Recently, the market feedback that the price of clinker along the Yangtze River in Anhui has opened a rising channel, bringing a positive attempt to enter the cement market in the Year of Rabbit. However, some insiders pointed out that whether the downstream market along the Yangtze River can recover depends not only on the local market, but also on the supply situation in the upper and middle reaches of Hubei and Chongqing. The Hubei market may become an important factor restricting the increase of clinker along the Yangtze River in this round. What is the current situation of the
Hubei market?
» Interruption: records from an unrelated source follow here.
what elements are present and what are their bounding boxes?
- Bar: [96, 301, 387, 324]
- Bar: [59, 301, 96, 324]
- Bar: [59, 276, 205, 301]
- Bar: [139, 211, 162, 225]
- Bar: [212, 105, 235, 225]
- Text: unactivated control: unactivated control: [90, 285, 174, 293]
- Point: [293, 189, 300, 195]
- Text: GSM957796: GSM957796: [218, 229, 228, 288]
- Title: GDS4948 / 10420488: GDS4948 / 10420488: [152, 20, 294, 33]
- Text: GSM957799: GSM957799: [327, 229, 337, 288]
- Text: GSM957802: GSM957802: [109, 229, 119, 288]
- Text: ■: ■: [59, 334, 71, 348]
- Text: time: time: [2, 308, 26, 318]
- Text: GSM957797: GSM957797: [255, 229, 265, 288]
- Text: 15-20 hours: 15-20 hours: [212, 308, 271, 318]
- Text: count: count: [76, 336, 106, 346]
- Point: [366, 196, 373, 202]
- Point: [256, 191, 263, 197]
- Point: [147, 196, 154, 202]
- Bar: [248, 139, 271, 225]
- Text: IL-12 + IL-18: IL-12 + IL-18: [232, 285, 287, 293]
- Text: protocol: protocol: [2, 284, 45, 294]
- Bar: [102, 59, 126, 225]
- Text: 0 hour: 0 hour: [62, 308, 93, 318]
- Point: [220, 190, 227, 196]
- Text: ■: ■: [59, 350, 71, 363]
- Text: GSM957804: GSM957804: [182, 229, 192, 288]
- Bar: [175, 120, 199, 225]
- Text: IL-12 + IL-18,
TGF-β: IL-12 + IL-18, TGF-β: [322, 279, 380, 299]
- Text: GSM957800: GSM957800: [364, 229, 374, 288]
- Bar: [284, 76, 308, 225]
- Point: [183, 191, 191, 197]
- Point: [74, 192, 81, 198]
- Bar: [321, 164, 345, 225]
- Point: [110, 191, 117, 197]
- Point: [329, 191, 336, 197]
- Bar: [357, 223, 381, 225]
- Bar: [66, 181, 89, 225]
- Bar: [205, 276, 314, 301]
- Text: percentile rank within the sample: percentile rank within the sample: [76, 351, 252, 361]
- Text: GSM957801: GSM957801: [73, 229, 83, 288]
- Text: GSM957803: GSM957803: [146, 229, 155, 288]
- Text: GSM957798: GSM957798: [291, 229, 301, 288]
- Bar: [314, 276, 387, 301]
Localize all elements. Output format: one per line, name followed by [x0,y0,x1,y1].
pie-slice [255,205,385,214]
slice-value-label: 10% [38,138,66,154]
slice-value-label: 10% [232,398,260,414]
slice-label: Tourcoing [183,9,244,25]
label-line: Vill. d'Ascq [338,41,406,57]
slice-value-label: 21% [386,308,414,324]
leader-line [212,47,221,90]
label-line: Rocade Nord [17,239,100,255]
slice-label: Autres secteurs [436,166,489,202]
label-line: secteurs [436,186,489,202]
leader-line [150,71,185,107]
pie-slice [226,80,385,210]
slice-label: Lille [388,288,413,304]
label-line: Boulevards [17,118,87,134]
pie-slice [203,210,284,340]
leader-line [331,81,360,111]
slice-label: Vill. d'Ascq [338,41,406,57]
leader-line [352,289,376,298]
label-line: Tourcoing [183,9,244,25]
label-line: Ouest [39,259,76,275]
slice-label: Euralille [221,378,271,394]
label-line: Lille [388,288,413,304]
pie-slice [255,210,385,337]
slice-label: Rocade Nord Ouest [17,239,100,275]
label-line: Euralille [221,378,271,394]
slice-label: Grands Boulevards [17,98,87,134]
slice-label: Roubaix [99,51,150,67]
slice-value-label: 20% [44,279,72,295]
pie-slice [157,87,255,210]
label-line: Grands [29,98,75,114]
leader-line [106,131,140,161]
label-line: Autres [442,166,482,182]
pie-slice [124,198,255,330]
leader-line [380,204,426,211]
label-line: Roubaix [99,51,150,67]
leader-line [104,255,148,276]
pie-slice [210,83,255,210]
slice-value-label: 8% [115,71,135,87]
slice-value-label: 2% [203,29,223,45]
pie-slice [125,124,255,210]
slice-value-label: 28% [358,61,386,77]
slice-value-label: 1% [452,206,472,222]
What do local businesses think of 2023? In this regard, China Cement Network has exchanged with some cement enterprises in Hubei.
"The production line is currently under maintenance and is scheduled to open at the end of February." A cement enterprise in Ezhou, Hubei Province, said that in 2022, the situation of the enterprise was not good, sales fell by about 30%, production costs were high, and the basic balance of profits and losses was barely achieved.
"The demand for cement in Hubei is expected to decline by 2-3% in 2022 ." A large local cement enterprise in Wuhan reported that in 2022, the enterprise was in a state of loss and had a hard time.
According to the data of the National Bureau of Statistics, the cement output of Hubei in 2022 was about 110 million tons, down 6.92% from the same period last year. On the price side, the K-line chart of 42.5 bulk cement prices in Hubei P. O tracked by China Cement Network shows that since 2022, the price of cement in Hubei has been declining continuously.
In addition to the reasons for the decline in both volume and price, mining resources have also become an important factor in the profitability of local cement enterprises in Hubei. Many cement enterprises have pointed out to China Cement Network that because they do not have mine resources, the limestone they need needs to be purchased, which aggravates the pressure of production costs, and when the market is bleak, they are more vulnerable to market disturbances.
2023: Tighten the belt
Although China Cement Network learned from previous research that some cement enterprises in Hubei are still in "hot" production during the Chinese New Year this year, and the situation of kiln shutdown is not ideal, but the "hot" production corresponds to the flat demand.
"Tighten your belt, survive the first half and look at the second half." A cement enterprise in Wuhan said helplessly.
"2023 is not optimistic, mainly because real estate is not good, major projects need time to land, Hubei is in the market along the Yangtze River, which is greatly impacted by external shocks." A large cement enterprise in Hubei pointed out. A cement enterprise
in Ezhou is more pessimistic, "Prices are ultimately determined by supply and demand, demand is too weak, artificial control of supply, the gap between the two is too large, it is difficult." The person said that the market demand is weak, the competitiveness of enterprise cost control is poor, and the development is very passive.
Faced with the unoptimistic expectations in 2023, how should Hubei cement enterprises deal with it?
"Large enterprises need to have a big responsibility to do well, only when we work together to cope with the current decline in demand, it is possible to get out of the predicament." A local industry insider pointed out.